- Born: Hamid Amini 27 March 1980 Lamerd, Iran
- Died: 28 February 2026 (aged 45) Lamerd, Iran
- Cause of death: 2026 Lamerd sports hall attack by US
- Burial place: Lamerd
- Citizenship: Iranian, Norwegian
- Education: PhD
- Occupation: Principal Mechanical Engineer
- Years active: 2000–2026
- Employer: DNV
- Known for: Fluid dynamics and simulation of fluid regimes
- Notable work: Norwegian-German substantial projects at DNV
- Spouse: Zahra Ghaedi

= Hamid Amini =

Iranian-Norwergian engineer (1980–2026)

Hamid Amini (27 March 1980 – 28 February 2026) was an Iranian residing in Norway and a principal fluid mechanical engineer specializing in hydrodynamics at Det Norske Veritas (DNV). Amini was killed in an airstrike in controversial Lamerd attack in Iran, while visiting the country with his family. He was the only European citizen killed during the US-Israeli war on Iran in 2026 and the circumstances around the attack, made him a very frequent subject of media coverage in Norway, including the Norwegian state television NRK and Norwegian newspapers namely Budstikka, VG NRk website, Trade Winds Dagbladet and also international media including New York Times.

== Early life and career ==

Amini was born and raised in Lamerd in Fars province, Iran. He moved to Norway in 2007 to pursue doctoral studies at the Norwegian University of Science and Technology (NTNU) in Trondheim. He completed a doctorate in hydrodynamics and joined DNV in 2011.

During his career at DNV, Amini worked in Norway and Germany and became a principal engineer in the company's maritime business. DNV described him after his death as a highly valued and respected long-term colleague.

Amini became a Norwegian citizen and lived in the Løren neighborhood of Oslo with his wife, Zahra Ghaedi, and their son, who was born in 2025. VG, the most circulated tabloid and newspaper in Norway, had exclusive interview with Hamid's wife and a broad coverage of the story.

== Death ==

Amini and his family travelled to Iran in 2025. He subsequently returned to Iran while taking parental leave. On 28 February 2026, Amini and his wife were in Lamerd when the city was struck during the conflict involving Iran, the United States and Israel.

Amini was seriously wounded after an explosion near their vehicle. His wife was also injured. Amini was taken to hospital but died from his injuries later that day, aged 46. Medical imaging subsequently examined by VG showed metallic fragments in his head.

DNV confirmed his death on 3 March, saying that he had been killed in connection with an airstrike on Lamerd during a private trip to Iran.

=== Investigation of the strike ===

In August 2026, VG published an investigation into the strike, based on video footage, medical evidence and assessments by missile experts. The newspaper reported that the weapon was most likely a US-made Precision Strike Missile (PrSM). Experts consulted by VG said characteristics visible in footage of the weapon and the effects of the explosions were consistent with a PrSM equipped with a fragmentation warhead.

United States Central Command (CENTCOM), however, denied that US forces had attacked Lamerd on 28 February and suggested that imagery from the attack could show an Iranian Hoveyzeh cruise missile. Experts interviewed by VG disputed that identification.
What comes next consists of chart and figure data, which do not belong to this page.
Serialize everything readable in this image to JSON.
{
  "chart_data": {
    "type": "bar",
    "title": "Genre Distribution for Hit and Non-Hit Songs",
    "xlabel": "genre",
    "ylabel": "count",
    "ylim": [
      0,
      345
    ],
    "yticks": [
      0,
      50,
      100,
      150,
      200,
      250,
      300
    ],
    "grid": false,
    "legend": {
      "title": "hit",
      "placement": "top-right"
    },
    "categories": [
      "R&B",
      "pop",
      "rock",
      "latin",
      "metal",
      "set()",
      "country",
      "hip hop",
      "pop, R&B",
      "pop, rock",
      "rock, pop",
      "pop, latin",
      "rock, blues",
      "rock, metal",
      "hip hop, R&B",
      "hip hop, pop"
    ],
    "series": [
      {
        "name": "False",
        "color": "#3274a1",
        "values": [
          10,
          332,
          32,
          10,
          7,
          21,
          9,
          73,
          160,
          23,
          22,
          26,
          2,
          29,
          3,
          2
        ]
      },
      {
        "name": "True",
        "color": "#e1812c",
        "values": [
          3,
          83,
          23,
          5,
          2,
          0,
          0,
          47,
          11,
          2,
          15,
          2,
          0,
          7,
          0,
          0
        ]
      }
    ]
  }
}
VG was unable to conclusively establish what the intended target was but Lars Peder Haga, the military expert in the research, clearly stated that the missile was an American PrSM based on the visual evidence and the records from witness including Hamid's wife.

== Reaction on the death ==

The circumstances around Hamid Amini's death ignited hot discussions in Norwegian media about the support of military actions led by US-Israel, and also the definition of a "Norwegian" person.

- Actors with sympathy with global South such as FOR strongly condemned the Norwegian contribution in US military activities and called upon Norwegian authorities to vocally condemn the killing of Hamid Amini as a civil casualty and a Norwegian citizen.
- Right-wing politicians such as Espen Teigen reacted on calling Hamid a 'Norwegian' person, stating that he was not an ethnic Norwegian and he was originally from Iran.
- Moderate politicians such as Carl S. Bjurstedt and Eivind Traedal comdemmned the reaction of right wings, stating that Hamid Amini was a Norwegian person killed tragically in a vacation with family and that this kind of reactions is to spread hate. Some of the critics even Farouk Al Kasim showing that foreigner significantly contributed to the success of the Norwegian society.
- In September 2026, a report from the special rapporteur from the Human Rights Committee of UN confirmed that the United States has committed war crimes in at least two attacks on the first day of the war on Iran to Minab and Lamerd, including the one leading to the death of Hamid Amini.